Par ailleurs, le groupe avance encore l’argument fallacieux selon lequel le conglomérat de “Wallo-Bru” se soignerait mieux lorsque la “Flandre” arrête tous les transferts vers elle. On peut difficilement s’imaginer une vision plus égoïste et plus asociale. Comme le nord de la Belgique a tout intérêt à avoisiner un sud prospère, il serait par contre indiqué que les liens soient resserrés et que la solidarité entre les régions soit augmentée parce que tous les investissements refluent dans une large mesure et bénéficient à toute l’économie nationale et européenne.
Le groupe déclare aussi que “les petits Etats sont plus performants que les grands”. Bien. Cela plaide donc en faveur de la Belgique ou considèrent-ils notre Etat de 30.000 km² comme un mastodonte ?

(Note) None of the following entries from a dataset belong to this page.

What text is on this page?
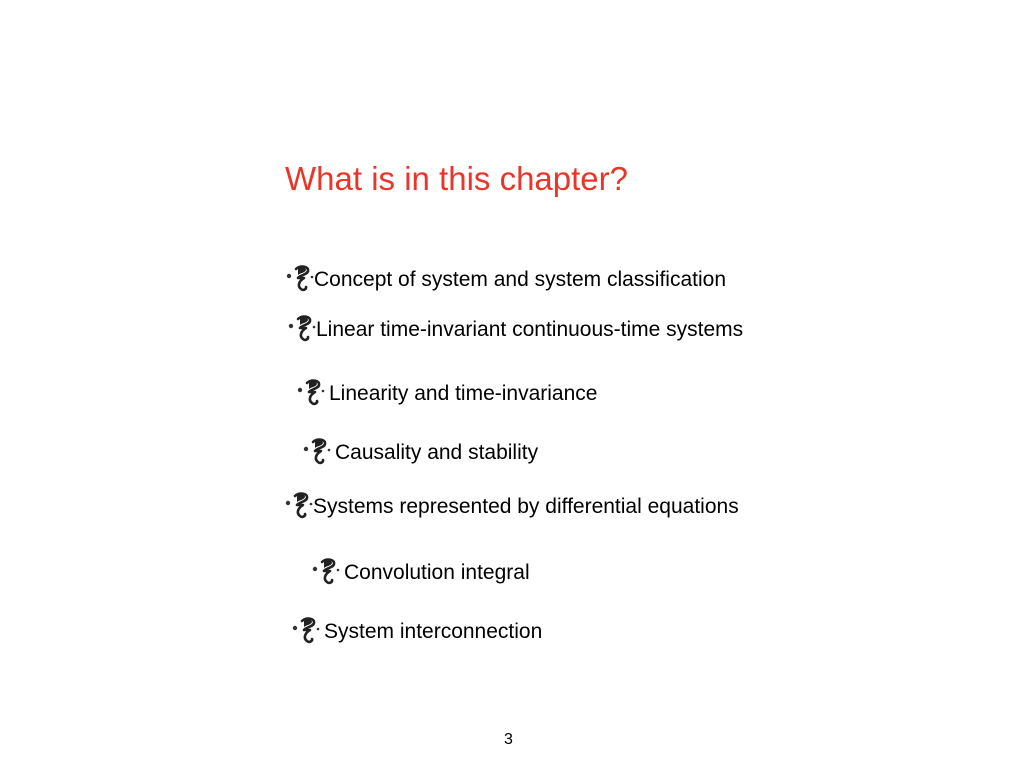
What is in this chapter?
Concept of system and system classification
Linear time-invariant continuous-time systems
Linearity and time-invariance
Causality and stability
Systems represented by differential equations
Convolution integral
System interconnection
3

Enfin, cette évolution vers un « Etat flamand » doit se faire démocratiquement. Veulent-ils dire que l’on va enfin interroger la population belge dans un référendum au lieu de réformer systématiquement l’Etat sans interpeller ses citoyens comme cela se passe depuis 35 ans ? Il n’en est rien. La confrontation avec l’opinion des Belges pourrait aboutir à un fiasco pour « l’élite économique de la Flandre », qui s’est transformée en fossoyeurs de la Belgique. Ils préfèrent un vote particrate au parlement. On ne peut leur donner tort vu la petite minorité qu’ils représentent.
Selon ces nationalistes flamands, la Belgique constitue le grand problème. Le B.U.B. se demande si ce n’est pas exactement l’inverse. Nous estimons au contraire que ce sont les séparatistes qui créent les problèmes en Belgique. A partir du moment où ils ont commencé à se mêler de la politique belge, les problèmes communautaires se sont succédés, ce qui a exacerbé la crise dans notre pays depuis les années ’70. Le comble de ce drame national est le fait que ce soit ceux qui ont réformé notre Etat sans jamais consulter les citoyens viennent maintenant nous expliquer que leur système ne fonctionne pas et qu’il faut donc supprimer la Belgique. Il faut oser.